Ela só será, institucionalmente, abolida, na década de
setenta, quando Salazar é substituído, na Revolução dos
Cravos, em Portugal, e ocorre a morte de Franco, na Espanha.
Na
Europa, ainda hoje, ocorrem morticínios e torturas, entre grupos
rivais religiosos. Irlandeses do norte e do sul se digladiam e as
questões históricas que atravessam longos anos, não
sensibilizam, nem a imprensa, nem tampouco a população. As
divulgações de violações de Direitos Humanos dos países do
extremo oriente asiático, por exemplo, são freqüentes, mesmo
com todas as dificuldades de se publicá-las.
O
governo americano chegou a ameaçar a China, devido às graves denúncias
de organismos internacionais de proteção dos Direitos Humanos.
No Timor Leste, recentemente, houve graves denúncias e tentativas
de malograr a dominação, valendo ao timorense José Ramos Horta
o prêmio Nobel da Paz do ano de 1996. O estado de barbárie,
selvageria e violência
é vivido, também, no continente africano, principalmente na região
central, configurando-se no que Thomas Hobbes chamava de “O
homem é o lobo do homem” ( homo
homini lupus ).
Ainda,
especificamente, quanto às denúncias de prática da tortura,
podemos citar o Iraque (os curdos no norte do país), o Sri Lanka
(desaparecimento de jornalistas), o Zimbábue (a impunidade), a
Turquia (desaparecimentos e execuções extrajudiciais, no meio
rural e urbano), e o Marrocos (desaparecimento de políticos).
Numa
rápida retrospectiva histórica pelo Brasil, podemos constatar
que a tortura e os maus tratos estiveram presentes nos 300 anos de
colonialismo. As
execuções extrajudiciais atingiam, também, os não-escravos
(confederação do Equador - 1824). Vale lembrar a execução de
Frei Caneca, a Sabinada, na Bahia (1837-1838), a Guerra dos
Farrapos, no Rio Grande do Sul (1835) e a Balaiada, no Maranhão
(1838-1841). Somam-se a esses episódios, graves denúncias de
torturas, durante o primeiro governo de Getúlio Vargas
(1930-1945).
Com
a instauração dos governos militares, da década de 60 até
meados de 80, volta à cena a tortura, com todos os requintes de
crueldade. Uma estrutura institucional do Estado operacionalizava
a caça aos comunistas e subversivos de toda ordem, que
discordavam do regime autoritário vigente. Os fins justificavam
os meios e o império da força dominava o império da lei. Os
Direitos Humanos não passavam de letra morta, tida pelos
opressores, como discurso em defesa, não dos oprimidos, mas de
criminosos considerados da pior espécie e perigosos para o regime
estabelecido pela elite dominante.
Observa-se,
que a tortura e o seu recrudescimento, com todas as suas características,
foi se instalando, sutil e gradativamente, integrando a cultura
social e dos agentes estatais. Em elevada
incidência, esta prática tem sido variável condicionada
aos regimes políticos autoritários, mas em maior ou menor grau
atravessou e avançou sobre a fronteira do regime democrático,
violando liberdades democráticas e desrespeitando os direitos
civis da população.
Durante
o regime militar, a tortura era orientada por princípios político-ideológicos.

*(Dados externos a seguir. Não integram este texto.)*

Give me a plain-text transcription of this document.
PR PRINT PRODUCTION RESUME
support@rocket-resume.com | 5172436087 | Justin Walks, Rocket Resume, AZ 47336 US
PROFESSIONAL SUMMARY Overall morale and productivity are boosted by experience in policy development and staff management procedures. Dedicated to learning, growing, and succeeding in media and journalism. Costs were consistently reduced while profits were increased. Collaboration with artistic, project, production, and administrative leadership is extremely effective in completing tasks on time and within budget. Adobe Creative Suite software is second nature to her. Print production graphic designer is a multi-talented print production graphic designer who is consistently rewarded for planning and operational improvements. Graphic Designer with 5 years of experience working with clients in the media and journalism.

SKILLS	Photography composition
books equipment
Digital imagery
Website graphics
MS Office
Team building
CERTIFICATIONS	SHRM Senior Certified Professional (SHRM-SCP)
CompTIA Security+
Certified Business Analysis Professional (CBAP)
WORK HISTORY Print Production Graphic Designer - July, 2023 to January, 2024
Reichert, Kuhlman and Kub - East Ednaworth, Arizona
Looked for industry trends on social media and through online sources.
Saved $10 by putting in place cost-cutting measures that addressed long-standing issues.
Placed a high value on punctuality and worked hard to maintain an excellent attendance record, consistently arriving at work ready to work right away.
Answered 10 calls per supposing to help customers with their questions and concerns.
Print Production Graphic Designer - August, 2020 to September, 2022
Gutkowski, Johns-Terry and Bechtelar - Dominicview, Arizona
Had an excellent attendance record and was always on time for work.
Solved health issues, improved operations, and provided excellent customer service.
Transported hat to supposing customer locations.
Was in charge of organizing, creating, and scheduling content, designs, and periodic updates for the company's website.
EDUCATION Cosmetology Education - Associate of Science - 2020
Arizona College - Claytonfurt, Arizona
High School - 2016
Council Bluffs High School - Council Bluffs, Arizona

Já na era da democratização, ela se orienta, fundamentalmente,
por critérios sócio-econômicos, realçando os componentes étnico-racial
e das minorias excluídas e marginalizadas.
Apesar
dos avanços normativos, é importante ressaltar que o próprio
Brasil, em seu primeiro relatório sobre a tortura, assume ainda
persistir tal prática no país. Ela é usual para se extrair
informações, confissões forçadas, obter ganhos com extorsões
ou como forma de punição. Tem, nesse sentido, como principais
instrumentos, o espancamento, choques elétricos, afogamentos,
privações, ameaças, humilhações, intimidações psicológicas,
entre outros.
A
anistia política foi decretada no Brasil, como instituto
destinado a relegar os terrores da ditadura ao esquecimento.
Oficializava-se, assim, o perdão para aqueles que se opunham a
determinado sistema ou modelo político vigente. O que fica
dissimulado no instituto da anistia, no entanto, é uma preocupação
bem maior dos torturadores do que dos torturados, em se
resguardar. Isso porque, com a mudança dos detentores do poder,
seria possível a responsabilização pelos crimes e
monstruosidades, cometidos em nome do regime da ditadura. Com a
anistia, ficou assegurada a garantia da impunidade para essas
pessoas.
Este sentimento de impunidade, desfrutado, por muito tempo,
pelos torturadores, consolidou a tortura como instituição
nacional. Um fato para o qual não podemos fechar os olhos é o
estreito relacionamento da prática de tortura com o desempenho da
atividade policial. Esta não é uma exclusividade brasileira. São
inúmeros os casos, nas mais diversificadas formas protagonizadas
pelas polícias da maior parte do Mundo.
A
tortura constituiu-se, historicamente, em verdadeira instituição
nacional e o Brasil foi um dos últimos países ocidentais a
tipificá-la como crime. A Constituição da República de 1988
estabeleceu no art. 5º, inciso III, que ninguém será submetido
à tortura, nem a tratamento desumano ou degradante, dispondo no
inciso XLIII que a lei considerará crimes inafiançáveis e
insuscetíveis de graça ou anistia as práticas da tortura...,
por eles respondendo os mandantes, os executores e os que, podendo
evitá-los, se omitirem; e o Brasil ratificou, desde 1989, a
Convenção Contra a Tortura e Outras Penas Cruéis (1984) e a
Convenção Interamericana para Prevenir e Punir a Tortura (1985).
Para
cumprir o texto constitucional e os compromissos internacionais
assumidos, foi introduzido, no ordenamento jurídico brasileiro, a
lei 9455/97. Isso aconteceu, logo após a enorme repercussão
nacional e internacional do episódio da Favela Naval, em
Diadema/SP, que tipificou o crime de tortura. Até então,
inexistia na legislação repressiva penal anterior, a lei
9455/97, conduta delituosa tipificadora da prática da tortura.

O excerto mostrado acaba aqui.